Meio século atrás, no programa "A Hora da Buzina", de Chacrinha, "acontecia" quem inserisse primeiro no nariz um carretel de linha. O pano de fundo popularesco permitiu à emergente indústria da televisão granjear uma audiência de migrantes de primeira e segunda gerações nas periferias urbanas do Sul. Podia-se receber como prêmio um quilo de bacalhau ou um eletrodoméstico.
No palanque evangélico, a obtusidade ficou à demanda de um sentido. Exceto a garantia: fazer acontecer. À primeira vista, nada. Mas a mente aberta divisa uma lógica por trás desse tipo de ação, que tem tanto a ver com o cardápio de linguagem da extrema direita quanto com a semiose do espetáculo grotesco. "Acontecer" frente às câmeras de tevê era arranhar a superfície dos bons modos por meio de encenações que incitavam à hilaridade e excediam quase sempre as convenções do bom gosto.
Essa estética do rebaixamento, incipiente estratégia comunicacional da televisão, conheceu o auge no programa do Chacrinha e em correlatos de menor talento. Mas funciona hoje também como lógica de contato da ultradireita com seguidores. Primeiro, com pretensa simplicidade pessoal: humildade de exibir deficiências, ignorância subindo à cabeça, clichês cristológicos. Segundo, em vez de alegria, ódio ativado por algoritmos.
Nessa lógica, dispor de apenas um olho não seria contingência, mas a essência de alguém.
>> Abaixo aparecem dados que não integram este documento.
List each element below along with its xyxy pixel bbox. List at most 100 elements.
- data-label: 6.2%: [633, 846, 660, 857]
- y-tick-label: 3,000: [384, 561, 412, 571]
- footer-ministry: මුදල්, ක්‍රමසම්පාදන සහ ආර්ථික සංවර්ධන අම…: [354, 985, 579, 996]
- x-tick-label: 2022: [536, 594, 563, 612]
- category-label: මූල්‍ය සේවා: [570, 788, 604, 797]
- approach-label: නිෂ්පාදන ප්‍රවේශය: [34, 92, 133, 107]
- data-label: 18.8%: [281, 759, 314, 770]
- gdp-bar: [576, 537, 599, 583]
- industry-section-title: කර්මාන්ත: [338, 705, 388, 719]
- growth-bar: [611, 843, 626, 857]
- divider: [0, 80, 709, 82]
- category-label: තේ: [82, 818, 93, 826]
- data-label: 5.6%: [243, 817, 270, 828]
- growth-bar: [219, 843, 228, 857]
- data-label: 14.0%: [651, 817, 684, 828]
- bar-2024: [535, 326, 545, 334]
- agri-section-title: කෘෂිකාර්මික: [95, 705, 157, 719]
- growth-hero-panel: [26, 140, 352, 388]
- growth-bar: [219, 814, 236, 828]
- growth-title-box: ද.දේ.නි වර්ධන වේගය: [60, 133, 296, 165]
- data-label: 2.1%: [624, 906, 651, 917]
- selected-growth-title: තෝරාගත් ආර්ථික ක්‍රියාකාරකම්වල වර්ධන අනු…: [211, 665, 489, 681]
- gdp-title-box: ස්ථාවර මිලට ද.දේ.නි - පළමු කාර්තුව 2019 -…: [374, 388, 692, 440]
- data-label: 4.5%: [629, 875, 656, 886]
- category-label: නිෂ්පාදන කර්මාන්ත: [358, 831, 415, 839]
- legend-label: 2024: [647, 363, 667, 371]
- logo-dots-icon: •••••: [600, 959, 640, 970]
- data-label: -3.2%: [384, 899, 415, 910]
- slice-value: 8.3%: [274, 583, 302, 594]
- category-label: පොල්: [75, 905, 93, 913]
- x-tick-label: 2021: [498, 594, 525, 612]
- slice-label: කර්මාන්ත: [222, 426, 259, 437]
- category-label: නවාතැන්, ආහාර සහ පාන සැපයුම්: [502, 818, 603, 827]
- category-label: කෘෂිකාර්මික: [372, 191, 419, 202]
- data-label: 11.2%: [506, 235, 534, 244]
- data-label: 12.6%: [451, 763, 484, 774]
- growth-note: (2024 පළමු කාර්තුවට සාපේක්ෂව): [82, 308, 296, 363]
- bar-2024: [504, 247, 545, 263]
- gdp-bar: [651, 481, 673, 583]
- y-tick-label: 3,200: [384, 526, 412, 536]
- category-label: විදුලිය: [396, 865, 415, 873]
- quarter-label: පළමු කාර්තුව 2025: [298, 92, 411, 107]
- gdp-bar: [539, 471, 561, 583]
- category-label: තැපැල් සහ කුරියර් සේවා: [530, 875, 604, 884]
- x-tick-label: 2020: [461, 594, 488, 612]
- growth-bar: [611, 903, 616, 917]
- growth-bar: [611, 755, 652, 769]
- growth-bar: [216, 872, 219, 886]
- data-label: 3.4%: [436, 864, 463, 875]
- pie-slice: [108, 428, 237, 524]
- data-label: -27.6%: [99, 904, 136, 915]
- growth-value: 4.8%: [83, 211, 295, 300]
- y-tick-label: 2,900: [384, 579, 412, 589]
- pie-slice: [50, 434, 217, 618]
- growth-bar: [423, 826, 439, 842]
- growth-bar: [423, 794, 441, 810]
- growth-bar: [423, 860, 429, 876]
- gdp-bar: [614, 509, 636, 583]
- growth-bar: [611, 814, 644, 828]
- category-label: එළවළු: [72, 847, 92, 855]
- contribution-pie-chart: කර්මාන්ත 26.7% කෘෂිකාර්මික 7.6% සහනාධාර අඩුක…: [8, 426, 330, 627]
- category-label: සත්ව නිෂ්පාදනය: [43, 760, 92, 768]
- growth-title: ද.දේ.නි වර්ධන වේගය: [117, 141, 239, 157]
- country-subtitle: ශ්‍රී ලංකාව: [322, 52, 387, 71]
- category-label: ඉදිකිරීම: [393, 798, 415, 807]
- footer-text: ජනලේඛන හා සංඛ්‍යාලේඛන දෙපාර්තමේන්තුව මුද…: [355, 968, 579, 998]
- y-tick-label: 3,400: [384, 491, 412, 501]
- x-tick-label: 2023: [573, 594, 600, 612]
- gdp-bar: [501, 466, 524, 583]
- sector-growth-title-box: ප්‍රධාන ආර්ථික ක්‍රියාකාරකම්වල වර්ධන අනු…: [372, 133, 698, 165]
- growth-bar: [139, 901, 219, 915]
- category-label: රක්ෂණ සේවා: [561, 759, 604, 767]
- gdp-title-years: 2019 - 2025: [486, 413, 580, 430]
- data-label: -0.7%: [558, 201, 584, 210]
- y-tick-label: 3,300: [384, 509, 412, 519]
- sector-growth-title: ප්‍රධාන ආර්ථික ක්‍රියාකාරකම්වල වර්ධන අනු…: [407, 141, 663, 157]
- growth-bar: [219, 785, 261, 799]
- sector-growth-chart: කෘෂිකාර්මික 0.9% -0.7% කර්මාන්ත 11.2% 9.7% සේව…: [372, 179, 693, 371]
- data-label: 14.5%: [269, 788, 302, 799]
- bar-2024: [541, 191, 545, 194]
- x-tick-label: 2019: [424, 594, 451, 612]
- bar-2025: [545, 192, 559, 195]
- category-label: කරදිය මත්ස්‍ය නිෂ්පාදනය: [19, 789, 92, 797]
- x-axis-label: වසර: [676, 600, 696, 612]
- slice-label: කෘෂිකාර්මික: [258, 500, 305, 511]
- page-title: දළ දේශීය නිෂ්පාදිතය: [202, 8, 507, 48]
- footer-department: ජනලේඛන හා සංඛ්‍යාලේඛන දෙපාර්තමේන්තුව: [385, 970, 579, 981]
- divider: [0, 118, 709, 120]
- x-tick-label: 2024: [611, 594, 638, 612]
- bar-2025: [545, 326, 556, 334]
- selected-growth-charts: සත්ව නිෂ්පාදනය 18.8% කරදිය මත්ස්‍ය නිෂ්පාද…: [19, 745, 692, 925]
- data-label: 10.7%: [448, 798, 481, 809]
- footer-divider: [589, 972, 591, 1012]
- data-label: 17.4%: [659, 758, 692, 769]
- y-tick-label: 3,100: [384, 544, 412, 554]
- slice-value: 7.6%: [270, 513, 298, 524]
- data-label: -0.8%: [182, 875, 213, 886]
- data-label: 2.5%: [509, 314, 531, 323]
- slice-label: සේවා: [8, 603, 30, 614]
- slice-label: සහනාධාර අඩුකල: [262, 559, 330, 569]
Escondendo a prótese, sem devolvê-la, a dama estaria comunicando algo essencial de uma identidade supostamente desinformada aos olhos da audiência. Teria feito "acontecer" uma verdade. Acompanhada de outra acólita, poderia pedir que narrasse a subida de Cristo na goiabeira. Ou, pulando, falaria em línguas com ministro terrivelmente evangélico.
Tudo adequado à fórmula originária. A diferença é que o grotesco televisivo nada escondia, era mera bufonaria à vista. Já os franca-tripas e as prima-donas de agora servem de tapa-olho a tenebrosas transações, civis e militares. Reluzem ouro e diamantes. Chacrinha buzinaria: "Roda!" Mas já existe convocação policial em curso. Por isso, na sabença ácida das massas, circula o leonino "acontece sempre de manhã cedo (Federais, 171:0)".